Have you tried calling setWheelScrollingEnabled(false) on the ScrollPane object?

From the javadoc:

Enables/disables scrolling in response to movement of the mouse wheel. Wheel scrolling is enabled by default.

Update following the comment by Savvas below.

Perhaps the "setScrollMode(int)" method on the viewport can help you. This method will determine how swing scrolls the viewport.
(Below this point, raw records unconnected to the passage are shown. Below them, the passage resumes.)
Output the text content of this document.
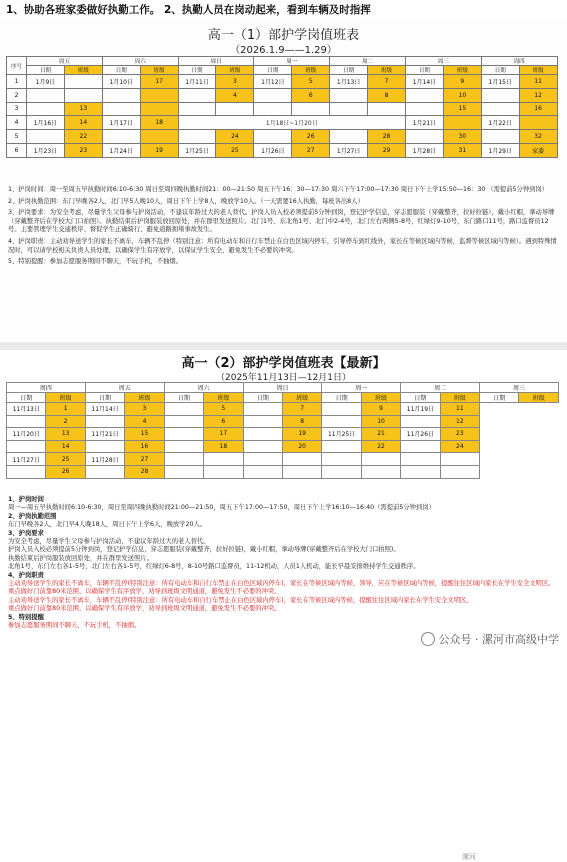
1、协助各班家委做好执勤工作。 2、执勤人员在岗动起来，看到车辆及时指挥
高一（1）部护学岗值班表
（2026.1.9——1.29）
序号	周五		周六		周日		周一		周二		周三		周四	
	日期	班级	日期	班级	日期	班级	日期	班级	日期	班级	日期	班级	日期	班级
1	1月9日		1月10日	17	1月11日	3	1月12日	5	1月13日	7	1月14日	9	1月15日	11
2						4		6		8		10		12
3		13										15		16
4	1月16日	14	1月17日	18	1月18日~1月20日						1月21日		1月22日	
5		22				24		26		28		30		32
6	1月23日	23	1月24日	19	1月25日	25	1月26日	27	1月27日	29	1月28日	31	1月29日	家委
1、护岗时间：周一至周五早执勤时间6:10-6:30 周日至周四晚执勤时间21：00—21:50 周五下午16：30—17:30 周六下午17:00—17:30 周日下午上学15:50—16：30 （需提前5分钟到岗）
2、护岗执勤范围：东门早晚各2人，北门早5人晚10人，周日下午上学8人，晚放学10人。（一天需要16人执勤，每班各出8人）
3、护岗要求：为安全考虑，尽量学生父母参与护岗活动，不建议年龄过大的老人替代。护岗人员入校必须提前5分钟到岗，登记护学信息，穿志愿服装（穿戴整齐，拉好拉链），戴小红帽，拿动导牌（穿戴整齐后在学校大门口拍照）。执勤结束后护岗服装放回原处，并在群里发送照片。北门1号、东北角1号、北门中2-4号，北门左右两侧5-8号，红绿灯9-10号，东门路口11号，路口监督员12号。主要管理学生交通秩序、督促学生正确骑行、避免道路拥堵事故发生。
4、护岗职责：主动劝导送学生的家长不离车，车辆不乱停（特别注意：所有电动车和自行车禁止在白色区域内停车，引导停车到红线外，家长在等候区域内等候，监督等候区域内等候）。遇到特殊情况时，可以请学校相关负责人员处理，以确保学生有序放学，以保证学生安全，避免发生不必要的冲突。
5、特别提醒：参加志愿服务期间不聊天，不玩手机，不抽烟。
高一（2）部护学岗值班表【最新】
（2025年11月13日—12月1日）
周四		周五		周六		周日		周一		周二		周三	
日期	班级	日期	班级	日期	班级	日期	班级	日期	班级	日期	班级	日期	班级
11月13日	1	11月14日	3		5		7		9	11月19日	11		
	2		4		6		8		10		12		
11月20日	13	11月21日	15		17		19	11月25日	21	11月26日	23		
	14		16		18		20		22		24		
11月27日	25	11月28日	27										
	26		28										
1、护岗时间
周一—周五早执勤时间6:10-6:30，周日至周四晚执勤时间21:00—21:50，周五下午17:00—17:50，周日下午上学16:10—16:40（需提前5分钟到岗）
2、护岗执勤范围
东门早晚各2人，北门早4人晚18人，周日下午上学6人，晚放学20人。
3、护岗要求
为安全考虑，尽量学生父母参与护岗活动，不建议年龄过大的老人替代。
护岗人员入校必须提前5分钟到岗，登记护学信息，穿志愿服装(穿戴整齐，拉好拉链)，戴小红帽，拿动导牌(穿戴整齐后在学校大门口拍照)。
执勤结束后护岗服装放回原处，并在群里发送照片。
北角1号、东门左右各1-5号，北门左右各1-5号，红绿灯6-8号，8-10号路口监督员，11-12机动，人员1人机动，能长早晨安排维持学生交通秩序。
4、护岗职责
主动劝导送学生的家长不离车，车辆不乱停(特别注意：所有电动车和自行车禁止在白色区域内停车)，家长在等候区域内等候，领导，应在等候区域内等候，提醒往往区域内家长在学生安全文明区。
重点做好门前靠80米范围，以确保学生有序放学，劝导到班级文明通道，避免发生不必要的冲突。
主动劝导送学生的家长不离车，车辆不乱停(特别注意：所有电动车和自行车禁止在白色区域内停车)，家长在等候区域内等候，提醒往往区域内家长在学生安全文明区。
重点做好门前靠80米范围，以确保学生有序放学，劝导到班级文明通道，避免发生不必要的冲突。
5、特别提醒
参加志愿服务期间不聊天，不玩手机，不抽烟。
漯河
公众号 · 漯河市高级中学
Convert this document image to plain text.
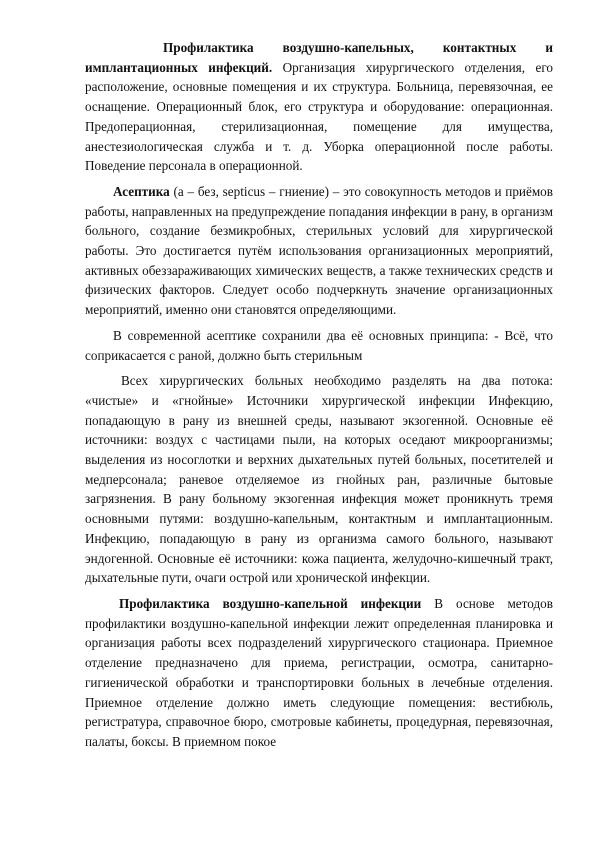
Профилактика воздушно-капельных, контактных и имплантационных инфекций. Организация хирургического отделения, его расположение, основные помещения и их структура. Больница, перевязочная, ее оснащение. Операционный блок, его структура и оборудование: операционная. Предоперационная, стерилизационная, помещение для имущества, анестезиологическая служба и т. д. Уборка операционной после работы. Поведение персонала в операционной.

Асептика (а – без, septicus – гниение) – это совокупность методов и приёмов работы, направленных на предупреждение попадания инфекции в рану, в организм больного, создание безмикробных, стерильных условий для хирургической работы. Это достигается путём использования организационных мероприятий, активных обеззараживающих химических веществ, а также технических средств и физических факторов. Следует особо подчеркнуть значение организационных мероприятий, именно они становятся определяющими.

В современной асептике сохранили два её основных принципа: - Всё, что соприкасается с раной, должно быть стерильным

Всех хирургических больных необходимо разделять на два потока: «чистые» и «гнойные» Источники хирургической инфекции Инфекцию, попадающую в рану из внешней среды, называют экзогенной. Основные её источники: воздух с частицами пыли, на которых оседают микроорганизмы; выделения из носоглотки и верхних дыхательных путей больных, посетителей и медперсонала; раневое отделяемое из гнойных ран, различные бытовые загрязнения. В рану больному экзогенная инфекция может проникнуть тремя основными путями: воздушно-капельным, контактным и имплантационным. Инфекцию, попадающую в рану из организма самого больного, называют эндогенной. Основные её источники: кожа пациента, желудочно-кишечный тракт, дыхательные пути, очаги острой или хронической инфекции.

Профилактика воздушно-капельной инфекции В основе методов профилактики воздушно-капельной инфекции лежит определенная планировка и организация работы всех подразделений хирургического стационара. Приемное отделение предназначено для приема, регистрации, осмотра, санитарно-гигиенической обработки и транспортировки больных в лечебные отделения. Приемное отделение должно иметь следующие помещения: вестибюль, регистратура, справочное бюро, смотровые кабинеты, процедурная, перевязочная, палаты, боксы. В приемном покое
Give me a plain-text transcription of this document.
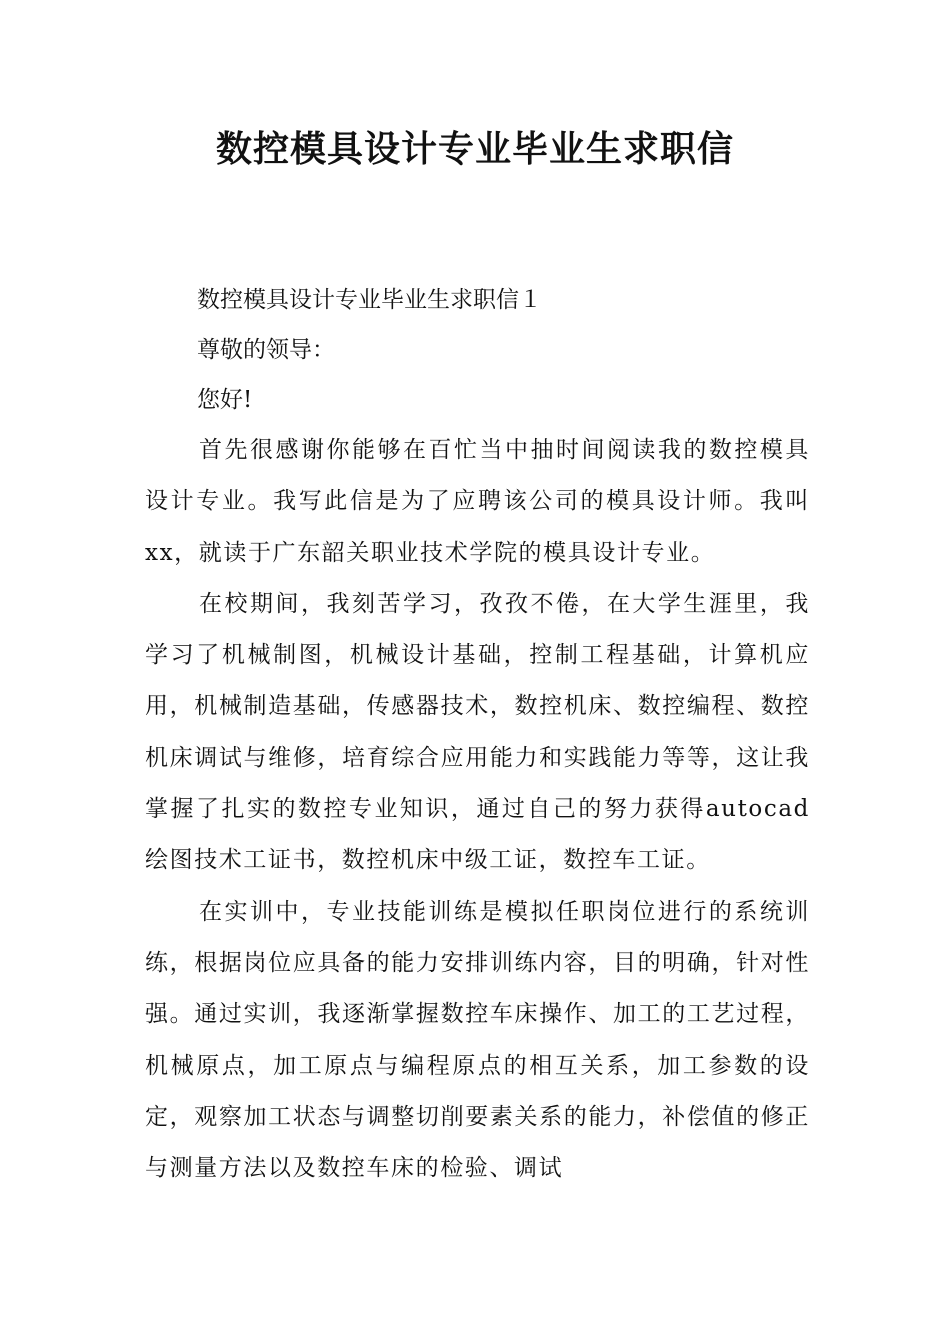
数控模具设计专业毕业生求职信

数控模具设计专业毕业生求职信１

尊敬的领导：

您好!

首先很感谢你能够在百忙当中抽时间阅读我的数控模具设计专业。我写此信是为了应聘该公司的模具设计师。我叫xx，就读于广东韶关职业技术学院的模具设计专业。

在校期间，我刻苦学习，孜孜不倦，在大学生涯里，我学习了机械制图，机械设计基础，控制工程基础，计算机应用，机械制造基础，传感器技术，数控机床、数控编程、数控机床调试与维修，培育综合应用能力和实践能力等等，这让我掌握了扎实的数控专业知识，通过自己的努力获得autocad绘图技术工证书，数控机床中级工证，数控车工证。

在实训中，专业技能训练是模拟任职岗位进行的系统训练，根据岗位应具备的能力安排训练内容，目的明确，针对性强。通过实训，我逐渐掌握数控车床操作、加工的工艺过程，机械原点，加工原点与编程原点的相互关系，加工参数的设定，观察加工状态与调整切削要素关系的能力，补偿值的修正与测量方法以及数控车床的检验、调试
You can get the viewport directly from the ScrollPane with the getViewPort() method. You have the following options:

BLIT_SCROLL_MODE
BACKINGSTORE_SCROLL_MODE
SIMPLE_SCROLL_MODE

According to the javadoc BLIT_SCROLL_MODE will use Graphics.copyArea so perhaps try one of the others.

Aaron
i want to keep the scrolling behavior. What i don't want is to keep the way the scroll pane draws it self when scrolling. It is not using the repaint method apparently but uses the Graphics.copyArea(x, y, width, height, dx, dy) method. After that the repaint is called to paint the newly introduced area and because i have marked the entire component as dirty, my paint method kicks in. But after the copyArea so there is flashing
Savvas Dalkitsis
Thanx. That worked like a charm. Both JViewport.BACKINGSTORE_SCROLL_MODE and JViewport.SIMPLE_SCROLL_MODE work like i want.